CVFeb 4, 2020

Action Graphs: Weakly-supervised Action Localization with Graph Convolution Networks

arXiv:2002.01449v149 citations
AI Analysis

It addresses the problem of localizing actions in videos with only video-level labels, which is incremental as it builds on existing methods by explicitly using similarity graphs.

The paper tackles weakly-supervised action localization in videos by using graph convolutions to model similarity between video moments, achieving state-of-the-art results on THUMOS '14, ActivityNet 1.2, and Charades datasets.

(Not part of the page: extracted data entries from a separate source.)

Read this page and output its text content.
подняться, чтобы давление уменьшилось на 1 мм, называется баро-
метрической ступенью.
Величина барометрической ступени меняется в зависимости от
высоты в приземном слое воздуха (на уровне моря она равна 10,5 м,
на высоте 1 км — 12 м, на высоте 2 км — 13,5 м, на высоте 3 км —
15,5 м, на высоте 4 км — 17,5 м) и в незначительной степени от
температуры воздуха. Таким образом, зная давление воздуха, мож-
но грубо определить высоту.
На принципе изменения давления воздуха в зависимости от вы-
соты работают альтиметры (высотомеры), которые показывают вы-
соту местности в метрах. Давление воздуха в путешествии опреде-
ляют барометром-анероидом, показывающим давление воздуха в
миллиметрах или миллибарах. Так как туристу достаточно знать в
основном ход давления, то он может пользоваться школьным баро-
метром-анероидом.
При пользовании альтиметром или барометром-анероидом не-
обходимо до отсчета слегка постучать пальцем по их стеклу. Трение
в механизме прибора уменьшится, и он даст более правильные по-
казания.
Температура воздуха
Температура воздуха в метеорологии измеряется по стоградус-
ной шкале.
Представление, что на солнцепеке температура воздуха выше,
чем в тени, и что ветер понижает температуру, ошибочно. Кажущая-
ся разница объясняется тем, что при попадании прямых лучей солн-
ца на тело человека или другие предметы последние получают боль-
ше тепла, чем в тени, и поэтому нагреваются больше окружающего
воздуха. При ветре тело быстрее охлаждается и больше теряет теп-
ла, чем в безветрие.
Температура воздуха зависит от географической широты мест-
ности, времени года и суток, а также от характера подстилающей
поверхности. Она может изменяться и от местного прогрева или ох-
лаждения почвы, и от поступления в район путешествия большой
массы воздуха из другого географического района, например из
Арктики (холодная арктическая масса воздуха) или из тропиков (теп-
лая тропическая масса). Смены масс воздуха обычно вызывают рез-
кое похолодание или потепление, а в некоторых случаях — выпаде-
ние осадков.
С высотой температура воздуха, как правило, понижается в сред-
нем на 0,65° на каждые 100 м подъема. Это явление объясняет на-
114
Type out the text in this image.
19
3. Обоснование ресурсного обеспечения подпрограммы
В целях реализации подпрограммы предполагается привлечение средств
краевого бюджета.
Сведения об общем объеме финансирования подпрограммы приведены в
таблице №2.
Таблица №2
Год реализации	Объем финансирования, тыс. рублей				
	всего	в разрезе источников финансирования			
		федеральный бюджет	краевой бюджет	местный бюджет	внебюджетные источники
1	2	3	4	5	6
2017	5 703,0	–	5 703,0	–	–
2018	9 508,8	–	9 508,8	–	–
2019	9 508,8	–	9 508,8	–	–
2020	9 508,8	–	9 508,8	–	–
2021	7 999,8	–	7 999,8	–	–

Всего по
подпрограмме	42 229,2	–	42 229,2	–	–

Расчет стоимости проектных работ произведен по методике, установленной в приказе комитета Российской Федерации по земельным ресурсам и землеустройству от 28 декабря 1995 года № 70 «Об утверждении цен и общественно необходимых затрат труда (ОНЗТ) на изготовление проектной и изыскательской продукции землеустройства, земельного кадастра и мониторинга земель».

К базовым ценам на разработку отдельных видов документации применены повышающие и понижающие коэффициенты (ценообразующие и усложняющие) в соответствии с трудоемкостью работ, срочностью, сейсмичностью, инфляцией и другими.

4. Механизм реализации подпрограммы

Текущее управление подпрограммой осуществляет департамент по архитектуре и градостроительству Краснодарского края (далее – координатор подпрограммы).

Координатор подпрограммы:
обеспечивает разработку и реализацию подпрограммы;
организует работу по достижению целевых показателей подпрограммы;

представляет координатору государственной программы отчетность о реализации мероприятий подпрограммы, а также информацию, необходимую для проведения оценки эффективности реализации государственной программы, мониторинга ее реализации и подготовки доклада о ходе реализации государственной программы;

We present a method for weakly-supervised action localization based on graph convolutions. In order to find and classify video time segments that correspond to relevant action classes, a system must be able to both identify discriminative time segments in each video, and identify the full extent of each action. Achieving this with weak video level labels requires the system to use similarity and dissimilarity between moments across videos in the training data to understand both how an action appears, as well as the sub-actions that comprise the action's full extent. However, current methods do not make explicit use of similarity between video moments to inform the localization and classification predictions. We present a novel method that uses graph convolutions to explicitly model similarity between video moments. Our method utilizes similarity graphs that encode appearance and motion, and pushes the state of the art on THUMOS '14, ActivityNet 1.2, and Charades for weakly supervised action localization.